À présent, revenons plus loin
en arrière, dans les années 1847 et 1848. Un certain sergent François
Bertrand menait une obscure carrière militaire dans des garnisons de province.
Il s’ennuyait ferme, mais au lieu de sombrer dans le duel et la boisson, les
passe-temps préférés de ses camarades, il se découvrit une passion pour la
nécrophilie. Pendant deux ans, il escalada les murs des cimetières au milieu de
la nuit, muni d’une bêche et d’intentions troubles. Il hachait menu les morts à
coups de sabre, faisait subir les tout derniers outrages aux mortes avant de
les mutiler, puis regagnait sagement sa garnison.
Un séjour à Paris lui fut
fatal : face aux exactions de ce « vampire », le personnel du
cimetière de Montparnasse installa des pièges. Grièvement blessé par l’un d’eux,
le sergent Bertrand fut pris. Il passa en cour martiale et fut condamné à… un
an de prison pour violation de sépulture. Trop sains d’esprit, les auteurs du
Code Napoléon n’avaient jamais envisagé la nécrophilie. Il finit ses jours dans
une paisible obscurité, en ayant laissé sa marque dans l’histoire de la
psychiatrie…
Nous sommes au début des
années 1930. Mettons ce scénariste imaginatif en présence du dossier du
nécrophile, laissons incuber et voyons ce qui en ressort…
En deux mots
Croyez-moi, il faut
beaucoup plus de deux mots pour résumer ce roman, mais bon, allons-y, essayons.
Nous sommes dans les
années 1850. Né du viol d’une servante par un prêtre à l’hérédité chargée, le
petit Bertrand Caillet grandit entouré de l’affection de sa mère et de son
oncle adoptif, Aymar Galliez. Cet ex-révolutionnaire travaillé d’élans
mystiques deviendra bientôt sa Némésis.
La famille Galliez mène
une existence tranquille dans une petite ferme bourguignonne, jusqu’au jour où
« des loups » commencent à croquer des agneaux aux alentours. Aymar
Galliez en vient à soupçonner son neveu, qui a neuf ans. Il entreprend de le
guérir de sa lycanthropie en lui faisant manger de la viande crue… et en
l’enfermant à triple tour toutes les nuits.
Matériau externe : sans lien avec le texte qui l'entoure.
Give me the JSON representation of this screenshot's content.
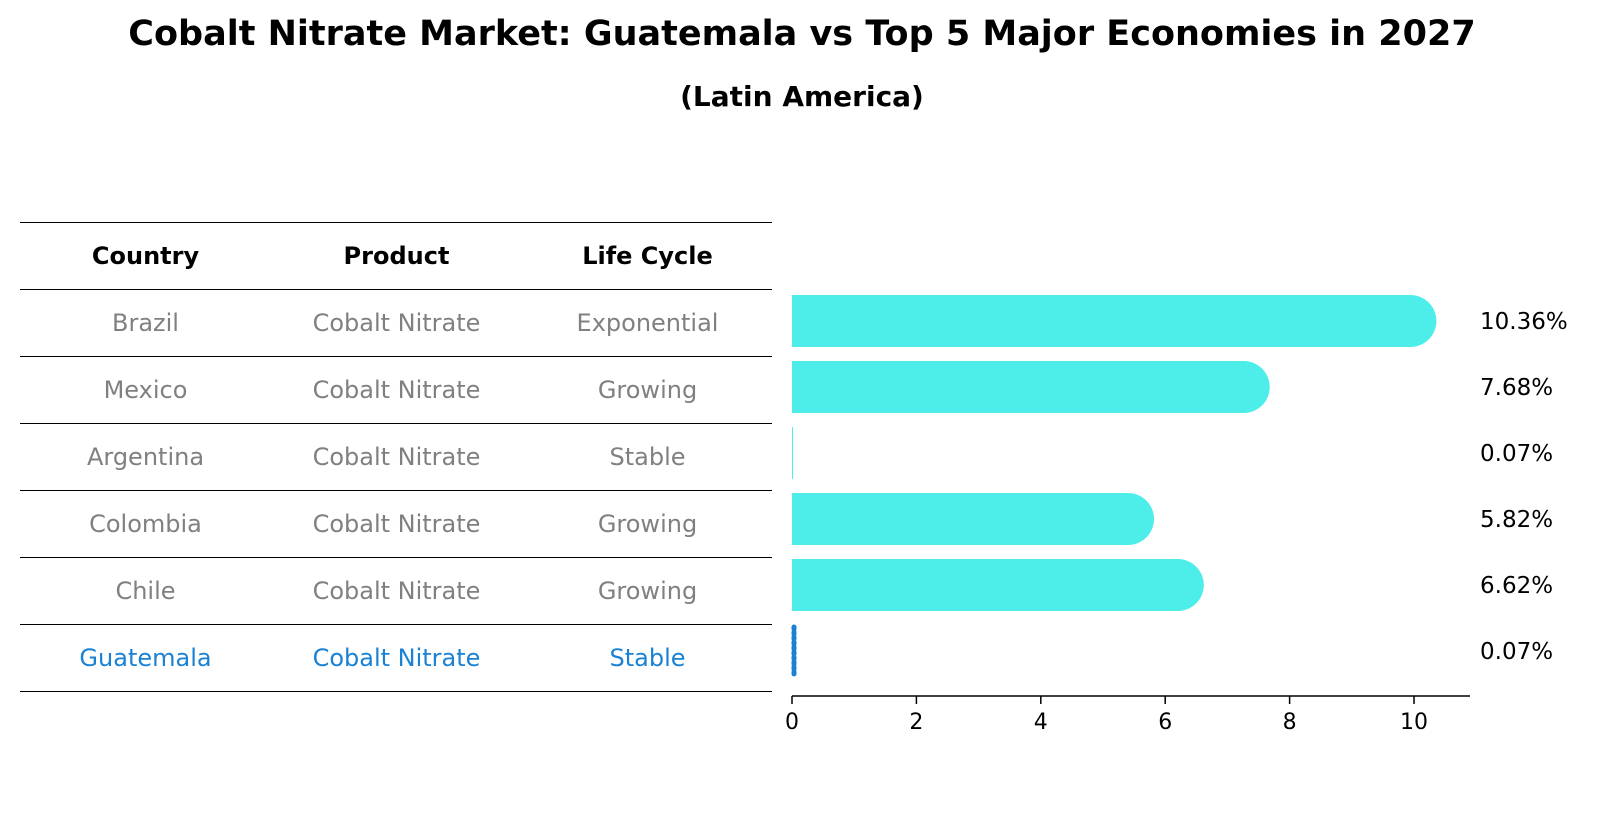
{
  "chart_data": {
    "type": "bar",
    "orientation": "horizontal",
    "title": "Cobalt Nitrate Market: Guatemala vs Top 5 Major Economies in 2027",
    "subtitle": "(Latin America)",
    "table": {
      "columns": [
        "Country",
        "Product",
        "Life Cycle"
      ],
      "rows": [
        {
          "country": "Brazil",
          "product": "Cobalt Nitrate",
          "life_cycle": "Exponential"
        },
        {
          "country": "Mexico",
          "product": "Cobalt Nitrate",
          "life_cycle": "Growing"
        },
        {
          "country": "Argentina",
          "product": "Cobalt Nitrate",
          "life_cycle": "Stable"
        },
        {
          "country": "Colombia",
          "product": "Cobalt Nitrate",
          "life_cycle": "Growing"
        },
        {
          "country": "Chile",
          "product": "Cobalt Nitrate",
          "life_cycle": "Growing"
        },
        {
          "country": "Guatemala",
          "product": "Cobalt Nitrate",
          "life_cycle": "Stable"
        }
      ]
    },
    "categories": [
      "Brazil",
      "Mexico",
      "Argentina",
      "Colombia",
      "Chile",
      "Guatemala"
    ],
    "values": [
      10.36,
      7.68,
      0.07,
      5.82,
      6.62,
      0.07
    ],
    "value_labels": [
      "10.36%",
      "7.68%",
      "0.07%",
      "5.82%",
      "6.62%",
      "0.07%"
    ],
    "highlight": "Guatemala",
    "xlim": [
      0,
      10.9
    ],
    "xticks": [
      0,
      2,
      4,
      6,
      8,
      10
    ],
    "colors": {
      "bar": "#4deeea",
      "highlight": "#1a82d4",
      "table_text": "#808080"
    }
  }
}
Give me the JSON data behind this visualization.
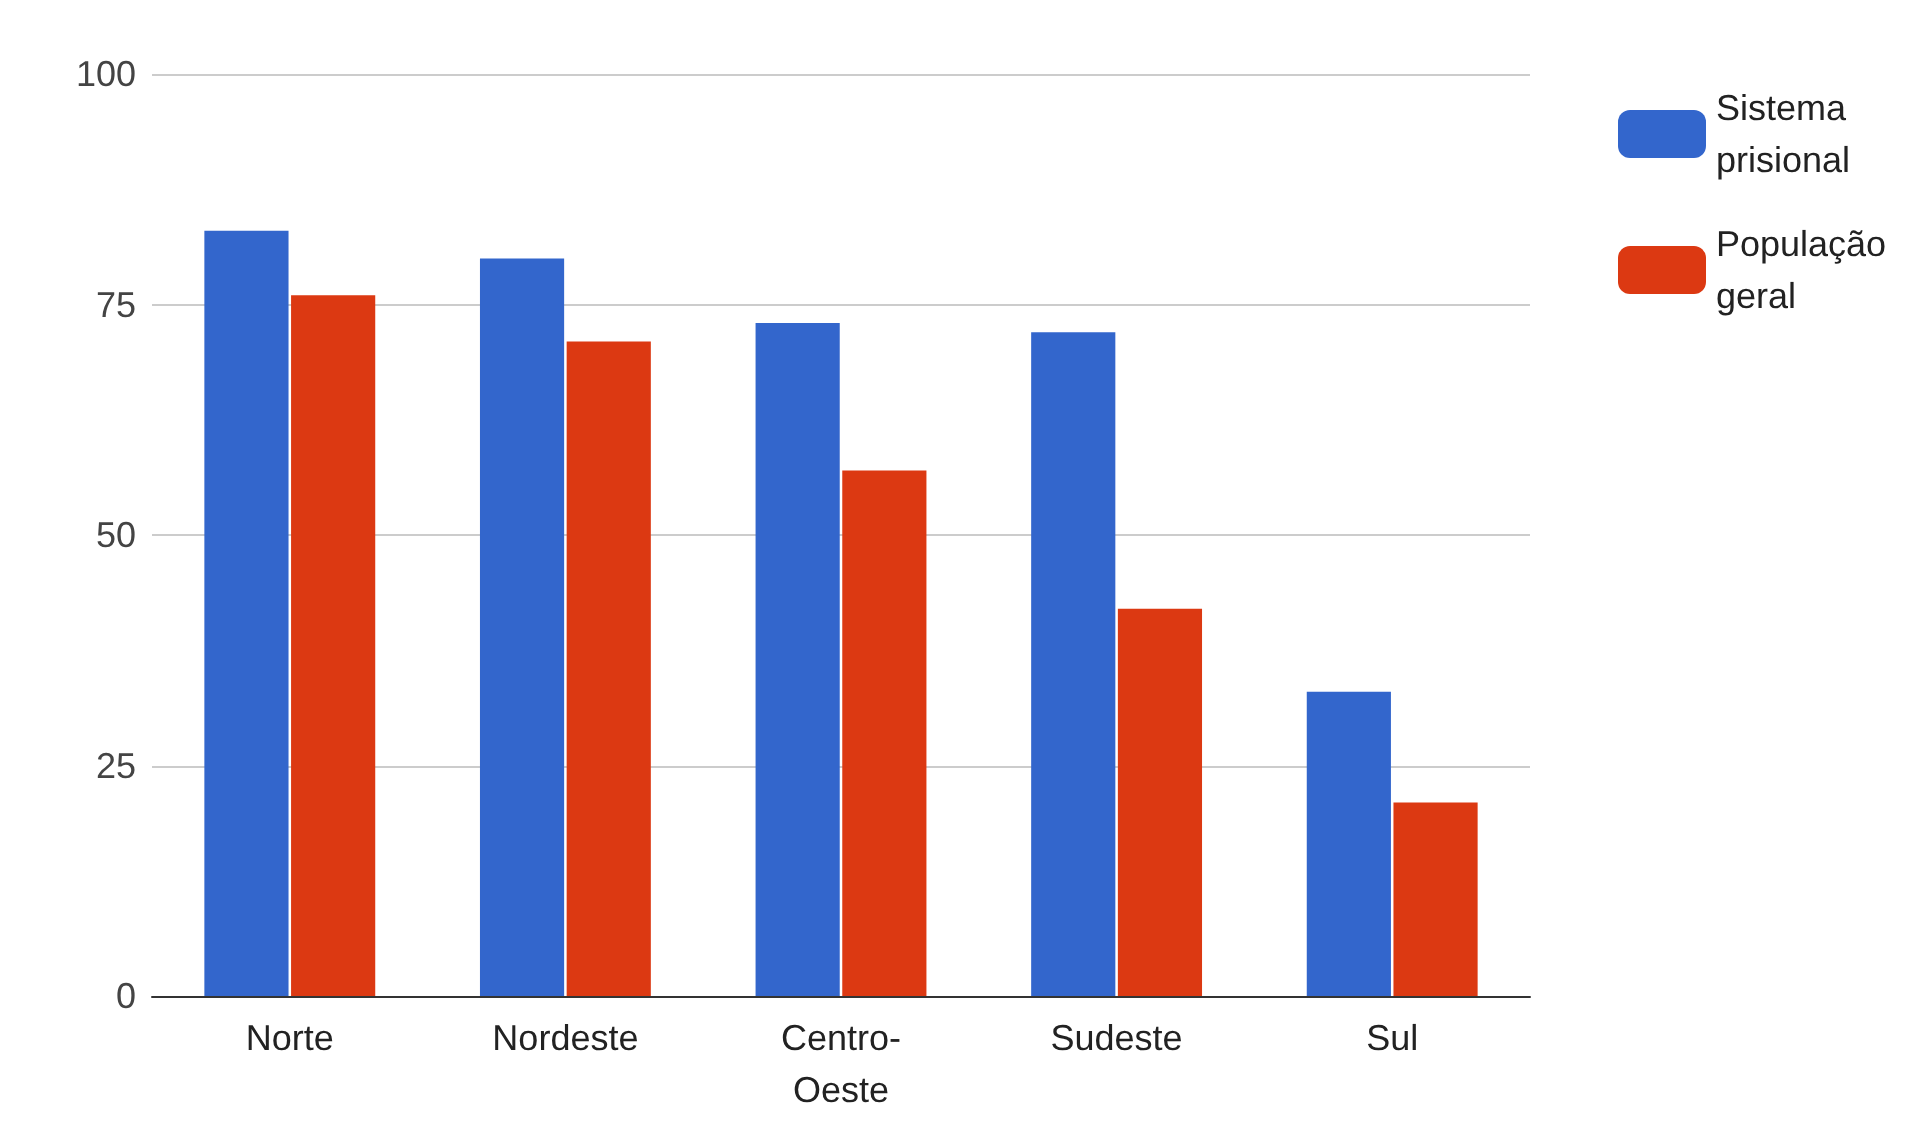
{
  "chart_data": {
    "type": "bar",
    "categories": [
      "Norte",
      "Nordeste",
      "Centro-Oeste",
      "Sudeste",
      "Sul"
    ],
    "series": [
      {
        "name": "Sistema prisional",
        "color": "#3366cc",
        "values": [
          83,
          80,
          73,
          72,
          33
        ]
      },
      {
        "name": "População geral",
        "color": "#dc3912",
        "values": [
          76,
          71,
          57,
          42,
          21
        ]
      }
    ],
    "ylim": [
      0,
      100
    ],
    "yticks": [
      0,
      25,
      50,
      75,
      100
    ],
    "grid": "y",
    "legend": "top right"
  }
}
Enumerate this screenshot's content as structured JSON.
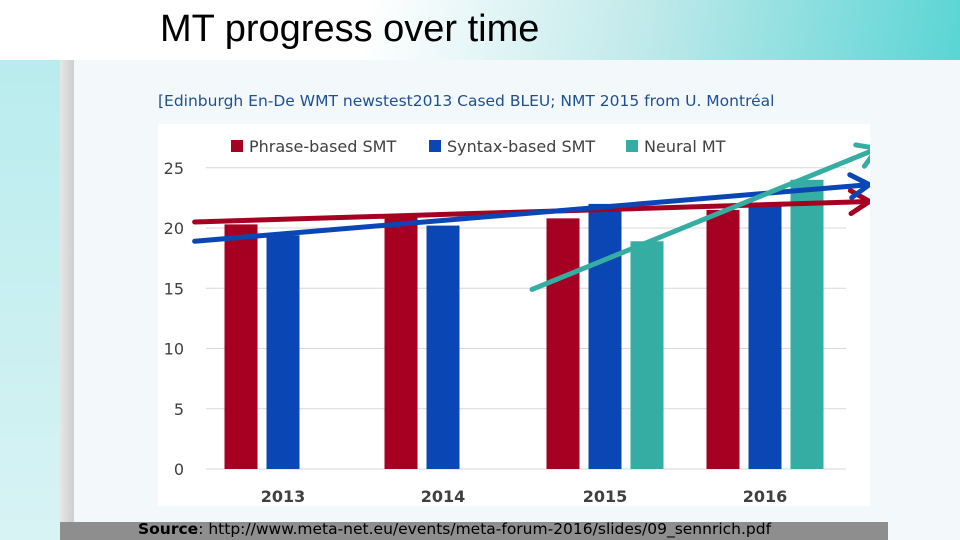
{
  "slide": {
    "title": "MT progress over time",
    "subtitle": "[Edinburgh En-De WMT newstest2013 Cased BLEU; NMT 2015 from U. Montréal",
    "source_label": "Source",
    "source_text": ": http://www.meta-net.eu/events/meta-forum-2016/slides/09_sennrich.pdf"
  },
  "colors": {
    "phrase": "#a50021",
    "syntax": "#0a47b5",
    "neural": "#36ada3",
    "subtitle": "#1f4f92",
    "accent": "#3fcfcf"
  },
  "chart_data": {
    "type": "bar",
    "categories": [
      "2013",
      "2014",
      "2015",
      "2016"
    ],
    "series": [
      {
        "name": "Phrase-based SMT",
        "values": [
          20.3,
          20.9,
          20.8,
          21.5
        ],
        "color": "#a50021"
      },
      {
        "name": "Syntax-based SMT",
        "values": [
          19.4,
          20.2,
          22.0,
          22.0
        ],
        "color": "#0a47b5"
      },
      {
        "name": "Neural MT",
        "values": [
          null,
          null,
          18.9,
          24.0
        ],
        "color": "#36ada3"
      }
    ],
    "yticks": [
      0,
      5,
      10,
      15,
      20,
      25
    ],
    "ylim": [
      0,
      27
    ],
    "grid": true,
    "legend": "top",
    "trend_arrows": [
      {
        "series": "Phrase-based SMT",
        "color": "#a50021",
        "from": [
          -0.55,
          20.5
        ],
        "to": [
          3.65,
          22.2
        ]
      },
      {
        "series": "Syntax-based SMT",
        "color": "#0a47b5",
        "from": [
          -0.55,
          18.9
        ],
        "to": [
          3.65,
          23.6
        ]
      },
      {
        "series": "Neural MT",
        "color": "#36ada3",
        "from": [
          1.55,
          14.9
        ],
        "to": [
          3.7,
          26.6
        ]
      }
    ]
  }
}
Dix ans plus tard, l’adolescent s’échappe et monte à Paris, suivi de son oncle, terrifié à la pensée des dégâts que pourrait causer un loup-garou lâché dans une grande ville.
Nous sommes à l’été 1870, Galliez arrive juste au moment où les Prussiens finissent d’encercler Paris. Le reste du roman est un huis clos dans une ville assiégée, minée par la famine, bombardée, puis en pleine révolution communaliste.
Notre loup-garou commence une
carrière de croqueur de prostituées en série, puis trouve l’amour fou auprès
d’une jeune fille de bonne famille – « fou » étant, dans ce cas,
synonyme de « basé sur le sang et les rasoirs ». Quant à son oncle,
il mène des recherches peu concluantes pour retrouver son monstre, tout en
observant la Commune d’un œil curieux.
Bien sûr, l’affaire culmine
dans une ville en flammes, où la frénésie de massacre de la semaine sanglante
amène Galliez à sérieusement relativiser les crimes de son neveu – à quoi bon
lui en vouloir pour quelques prostituées dévorées et une poignée de tombes profanées,
quand les humains s’entre-fusillent à tour de bras ?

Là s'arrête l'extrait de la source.